Friday, December 09, 2005

Comfortably numb

Holy crap, you must read this breathtaking speech given by Brit playwright Harold Pinter upon accepting the Nobel Prize this year, also available here.

An excerpt:

I put to you that the United States is without doubt the greatest show on the road. Brutal, indifferent, scornful and ruthless it may be but it is also very clever. As a salesman it is out on its own and its most saleable commodity is self-love. It's a winner. Listen to all American presidents on television say the words, "the American people," as in the sentence, "I say to the American people it is time to pray and to defend the rights of the American people and I ask the American people to trust their president in the action he is about to take on behalf of the American people." It's a scintillating stratagem. Language is actually employed to keep thought at bay.

The words "the American people" provide a truly voluptuous cushion of reassurance. You don't need to think. Just lie back on the cushion. The cushion may be suffocating your intelligence and your critical faculties but it's very comfortable. This does not apply of course to the 40 million people living below the poverty line and the 2 million men and women imprisoned in the vast gulag of prisons, which extends across the U.S.

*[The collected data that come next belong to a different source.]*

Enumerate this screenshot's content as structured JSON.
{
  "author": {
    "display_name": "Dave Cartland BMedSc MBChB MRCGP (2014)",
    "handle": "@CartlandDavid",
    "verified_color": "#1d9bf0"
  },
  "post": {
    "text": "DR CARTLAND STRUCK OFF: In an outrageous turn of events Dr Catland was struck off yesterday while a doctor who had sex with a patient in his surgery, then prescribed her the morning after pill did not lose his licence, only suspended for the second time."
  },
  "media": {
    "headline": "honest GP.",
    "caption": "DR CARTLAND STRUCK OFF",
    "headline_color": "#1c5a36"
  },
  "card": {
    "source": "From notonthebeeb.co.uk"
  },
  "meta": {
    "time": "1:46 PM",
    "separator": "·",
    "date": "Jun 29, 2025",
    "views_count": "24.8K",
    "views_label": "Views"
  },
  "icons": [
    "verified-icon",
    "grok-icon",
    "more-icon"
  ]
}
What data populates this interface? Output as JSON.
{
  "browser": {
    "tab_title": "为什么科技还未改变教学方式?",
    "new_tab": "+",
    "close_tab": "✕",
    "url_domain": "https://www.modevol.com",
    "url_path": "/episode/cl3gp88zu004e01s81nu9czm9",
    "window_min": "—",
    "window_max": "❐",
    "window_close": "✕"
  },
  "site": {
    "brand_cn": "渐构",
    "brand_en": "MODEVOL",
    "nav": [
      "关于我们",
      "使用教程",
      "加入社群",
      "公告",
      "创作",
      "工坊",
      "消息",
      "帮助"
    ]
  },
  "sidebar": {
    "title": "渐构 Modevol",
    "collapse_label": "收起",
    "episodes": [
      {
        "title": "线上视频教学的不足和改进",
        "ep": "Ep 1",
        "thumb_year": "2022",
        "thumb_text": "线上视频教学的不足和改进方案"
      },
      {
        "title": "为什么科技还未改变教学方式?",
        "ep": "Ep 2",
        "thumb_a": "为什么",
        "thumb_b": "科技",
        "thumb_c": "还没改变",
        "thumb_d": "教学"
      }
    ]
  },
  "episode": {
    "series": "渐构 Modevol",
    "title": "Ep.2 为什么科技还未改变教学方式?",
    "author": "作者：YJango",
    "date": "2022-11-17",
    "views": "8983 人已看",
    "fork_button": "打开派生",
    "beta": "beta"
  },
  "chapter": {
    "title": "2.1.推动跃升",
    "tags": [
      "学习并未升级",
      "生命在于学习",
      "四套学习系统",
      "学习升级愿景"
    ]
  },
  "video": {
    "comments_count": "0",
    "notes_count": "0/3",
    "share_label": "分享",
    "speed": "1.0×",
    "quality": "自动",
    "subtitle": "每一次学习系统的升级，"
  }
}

The United States no longer bothers about low-intensity conflict. It no longer sees any point in being reticent or even devious. It puts its cards on the table without fear or favor. It quite simply doesn't give a damn about the United Nations, international law or critical dissent, which it regards as impotent and irrelevant. It also has its own bleating little lamb tagging behind it on a lead, the pathetic and supine Great Britain.

3 comments:

Anonymous said...

Whoa-that was scathing and, sadly, completely accurate.

RanduLuvsPaiste

Anonymous said...

Dude. That was awesome.

Anonymous said...

There is some balance in having more than one super-power. Alas it is up to ourselve to police ourselves.